The Canadian Dollar (CAD) is selling off for the second consecutive day on Thursday. The Loonie has depreciated more than 1% over the last two trading days with the US Dollar appreciating across the board as investors dial down hopes of Federal Reserve (Fed) easing for 2024.
The US Producer Prices Index (PPI) has shown mixed data, with the headline figures accelerating below expectations but still offering hotter-than-expected core inflation. These figures have provided some relief but do not offset the risk-averse sentiment triggered by the high Consumer Prices Index (CPI) figures released on Wednesday.
Richmond Fed President Thomas Barkin has wondered if there is a shift in inflation trends and asked for some more time to start cutting rates. NY Fed CEO John Williams has shown a more dovish profile, stating that there will be a need to cut rates but that a hike is not on the cards at the moment. Later today the Fed’s Collins and Bostic will meet the press.
The table below shows the percentage change of Canadian Dollar (CAD) against listed major currencies today. Canadian Dollar was the weakest against the Swiss Franc.
USD | EUR | GBP | CAD | AUD | JPY | NZD | CHF | |
USD | 0.22% | 0.03% | 0.12% | -0.25% | 0.18% | -0.13% | -0.26% | |
EUR | -0.22% | -0.21% | -0.09% | -0.47% | -0.05% | -0.35% | -0.48% | |
GBP | -0.03% | 0.19% | 0.09% | -0.28% | 0.13% | -0.17% | -0.30% | |
CAD | -0.12% | 0.10% | -0.08% | -0.36% | 0.07% | -0.22% | -0.40% | |
AUD | 0.22% | 0.44% | 0.26% | 0.34% | 0.40% | 0.11% | -0.02% | |
JPY | -0.17% | 0.06% | -0.15% | -0.07% | -0.42% | -0.31% | -0.43% | |
NZD | 0.13% | 0.35% | 0.16% | 0.24% | -0.12% | 0.29% | -0.14% | |
CHF | 0.26% | 0.47% | 0.31% | 0.39% | 0.02% | 0.44% | 0.17% |
The heat map shows percentage changes of major currencies against each other. The base currency is picked from the left column, while the quote currency is picked from the top row. For example, if you pick the Euro from the left column and move along the horizontal line to the Japanese Yen, the percentage change displayed in the box will represent EUR (base)/JPY (quote).

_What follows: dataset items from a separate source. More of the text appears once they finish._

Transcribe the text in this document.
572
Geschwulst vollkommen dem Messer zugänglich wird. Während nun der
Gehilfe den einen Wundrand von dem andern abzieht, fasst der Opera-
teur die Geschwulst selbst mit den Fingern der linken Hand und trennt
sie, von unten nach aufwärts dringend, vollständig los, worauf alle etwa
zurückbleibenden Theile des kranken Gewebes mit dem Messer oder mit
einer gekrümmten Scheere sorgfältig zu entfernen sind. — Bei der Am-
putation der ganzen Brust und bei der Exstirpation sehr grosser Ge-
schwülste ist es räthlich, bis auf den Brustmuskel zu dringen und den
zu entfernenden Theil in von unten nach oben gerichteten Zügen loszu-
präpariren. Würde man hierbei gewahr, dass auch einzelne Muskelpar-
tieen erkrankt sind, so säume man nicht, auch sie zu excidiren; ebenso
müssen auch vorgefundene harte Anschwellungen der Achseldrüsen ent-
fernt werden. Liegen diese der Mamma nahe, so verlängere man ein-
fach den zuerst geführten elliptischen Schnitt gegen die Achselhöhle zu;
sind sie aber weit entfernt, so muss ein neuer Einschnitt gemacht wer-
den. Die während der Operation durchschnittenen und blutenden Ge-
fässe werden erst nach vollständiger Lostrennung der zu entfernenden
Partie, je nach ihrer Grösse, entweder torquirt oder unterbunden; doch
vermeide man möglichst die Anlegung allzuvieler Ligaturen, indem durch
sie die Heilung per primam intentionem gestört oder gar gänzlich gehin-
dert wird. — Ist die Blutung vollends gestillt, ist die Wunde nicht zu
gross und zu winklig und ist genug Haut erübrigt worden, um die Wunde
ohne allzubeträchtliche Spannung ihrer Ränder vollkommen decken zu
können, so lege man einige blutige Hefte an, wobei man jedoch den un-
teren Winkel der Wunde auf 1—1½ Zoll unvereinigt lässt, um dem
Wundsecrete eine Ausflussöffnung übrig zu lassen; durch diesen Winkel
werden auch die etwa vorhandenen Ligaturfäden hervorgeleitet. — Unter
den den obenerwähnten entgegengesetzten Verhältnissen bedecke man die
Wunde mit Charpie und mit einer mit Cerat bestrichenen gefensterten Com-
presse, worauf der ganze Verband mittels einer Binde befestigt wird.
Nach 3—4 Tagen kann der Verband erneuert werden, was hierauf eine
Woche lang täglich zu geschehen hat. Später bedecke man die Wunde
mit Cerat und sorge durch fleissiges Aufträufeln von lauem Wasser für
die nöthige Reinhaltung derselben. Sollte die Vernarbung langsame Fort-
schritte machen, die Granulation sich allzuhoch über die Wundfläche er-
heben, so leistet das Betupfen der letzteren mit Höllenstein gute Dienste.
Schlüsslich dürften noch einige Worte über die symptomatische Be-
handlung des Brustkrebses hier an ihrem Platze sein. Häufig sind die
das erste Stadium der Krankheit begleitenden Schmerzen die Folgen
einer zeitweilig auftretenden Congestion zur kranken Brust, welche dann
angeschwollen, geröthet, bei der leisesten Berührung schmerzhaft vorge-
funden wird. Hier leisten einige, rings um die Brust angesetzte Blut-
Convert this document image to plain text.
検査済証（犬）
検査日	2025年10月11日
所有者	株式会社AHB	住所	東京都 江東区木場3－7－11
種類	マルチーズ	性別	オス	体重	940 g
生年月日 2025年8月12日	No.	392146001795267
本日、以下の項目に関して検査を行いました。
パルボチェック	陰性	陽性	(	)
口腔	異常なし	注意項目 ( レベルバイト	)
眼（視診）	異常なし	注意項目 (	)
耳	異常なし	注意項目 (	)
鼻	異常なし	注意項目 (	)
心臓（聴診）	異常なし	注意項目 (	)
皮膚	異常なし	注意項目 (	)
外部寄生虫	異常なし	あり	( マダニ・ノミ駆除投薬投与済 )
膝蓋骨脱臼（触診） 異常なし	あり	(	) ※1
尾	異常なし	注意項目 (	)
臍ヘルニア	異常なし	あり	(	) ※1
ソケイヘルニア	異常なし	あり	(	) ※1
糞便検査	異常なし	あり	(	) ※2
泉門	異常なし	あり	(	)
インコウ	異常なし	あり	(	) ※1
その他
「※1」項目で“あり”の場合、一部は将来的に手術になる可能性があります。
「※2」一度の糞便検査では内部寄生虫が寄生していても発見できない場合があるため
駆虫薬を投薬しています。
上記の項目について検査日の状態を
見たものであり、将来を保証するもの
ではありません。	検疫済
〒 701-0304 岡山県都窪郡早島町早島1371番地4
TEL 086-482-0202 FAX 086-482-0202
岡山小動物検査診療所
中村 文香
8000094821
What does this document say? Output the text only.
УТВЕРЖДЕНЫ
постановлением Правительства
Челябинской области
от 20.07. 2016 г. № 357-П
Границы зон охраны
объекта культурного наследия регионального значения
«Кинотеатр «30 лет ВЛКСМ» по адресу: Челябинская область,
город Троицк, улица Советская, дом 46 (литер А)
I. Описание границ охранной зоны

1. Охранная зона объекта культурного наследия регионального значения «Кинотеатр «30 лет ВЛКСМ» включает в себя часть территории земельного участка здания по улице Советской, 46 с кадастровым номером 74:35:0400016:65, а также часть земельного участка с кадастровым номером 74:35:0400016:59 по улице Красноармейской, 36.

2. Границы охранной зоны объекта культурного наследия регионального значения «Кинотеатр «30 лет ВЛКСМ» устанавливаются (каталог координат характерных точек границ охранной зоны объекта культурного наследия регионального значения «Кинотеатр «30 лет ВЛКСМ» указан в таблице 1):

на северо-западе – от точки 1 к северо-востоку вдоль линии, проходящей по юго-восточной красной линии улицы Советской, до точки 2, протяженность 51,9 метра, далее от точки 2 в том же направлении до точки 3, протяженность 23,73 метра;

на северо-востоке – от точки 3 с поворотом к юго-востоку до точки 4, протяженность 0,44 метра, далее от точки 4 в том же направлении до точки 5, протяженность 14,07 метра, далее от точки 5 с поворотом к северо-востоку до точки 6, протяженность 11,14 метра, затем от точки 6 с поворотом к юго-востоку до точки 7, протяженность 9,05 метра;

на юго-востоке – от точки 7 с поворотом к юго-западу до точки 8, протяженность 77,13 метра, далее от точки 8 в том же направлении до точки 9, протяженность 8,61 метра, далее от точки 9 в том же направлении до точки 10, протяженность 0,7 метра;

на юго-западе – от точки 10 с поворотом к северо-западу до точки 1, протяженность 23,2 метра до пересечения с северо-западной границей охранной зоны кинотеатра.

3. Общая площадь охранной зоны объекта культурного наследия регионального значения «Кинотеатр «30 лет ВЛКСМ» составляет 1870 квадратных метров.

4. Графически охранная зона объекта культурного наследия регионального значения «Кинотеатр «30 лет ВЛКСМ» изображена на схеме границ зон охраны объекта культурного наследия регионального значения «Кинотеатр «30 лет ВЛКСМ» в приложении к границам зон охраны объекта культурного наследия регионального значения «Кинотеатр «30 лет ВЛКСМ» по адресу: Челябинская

The US Dollar has broken above the last two months’ channel top as the strong US inflation data dampened hopes of a rate cut in June. Bulls have taken control, extending their rally beyond 1.3700 with no sign of a bearish reversal in sight.
The reverse trendline has provided support, confirming the bullish trend. The next upside targets are 1.3740 and 1.3770. The measured target of the broken channel is the mid-November high at 1.3845. Supports are the mentioned channel top, 1.3660 and 1.3545.
Inflation measures the rise in the price of a representative basket of goods and services. Headline inflation is usually expressed as a percentage change on a month-on-month (MoM) and year-on-year (YoY) basis. Core inflation excludes more volatile elements such as food and fuel which can fluctuate because of geopolitical and seasonal factors. Core inflation is the figure economists focus on and is the level targeted by central banks, which are mandated to keep inflation at a manageable level, usually around 2%.
The Consumer Price Index (CPI) measures the change in prices of a basket of goods and services over a period of time. It is usually expressed as a percentage change on a month-on-month (MoM) and year-on-year (YoY) basis. Core CPI is the figure targeted by central banks as it excludes volatile food and fuel inputs. When Core CPI rises above 2% it usually results in higher interest rates and vice versa when it falls below 2%. Since higher interest rates are positive for a currency, higher inflation usually results in a stronger currency. The opposite is true when inflation falls.
Although it may seem counter-intuitive, high inflation in a country pushes up the value of its currency and vice versa for lower inflation. This is because the central bank will normally raise interest rates to combat the higher inflation, which attract more global capital inflows from investors looking for a lucrative place to park their money.
Formerly, Gold was the asset investors turned to in times of high inflation because it preserved its value, and whilst investors will often still buy Gold for its safe-haven properties in times of extreme market turmoil, this is not the case most of the time. This is because when inflation is high, central banks will put up interest rates to combat it. Higher interest rates are negative for Gold because they increase the opportunity-cost of holding Gold vis-a-vis an interest-bearing asset or placing the money in a cash deposit account. On the flipside, lower inflation tends to be positive for Gold as it brings interest rates down, making the bright metal a more viable investment alternative.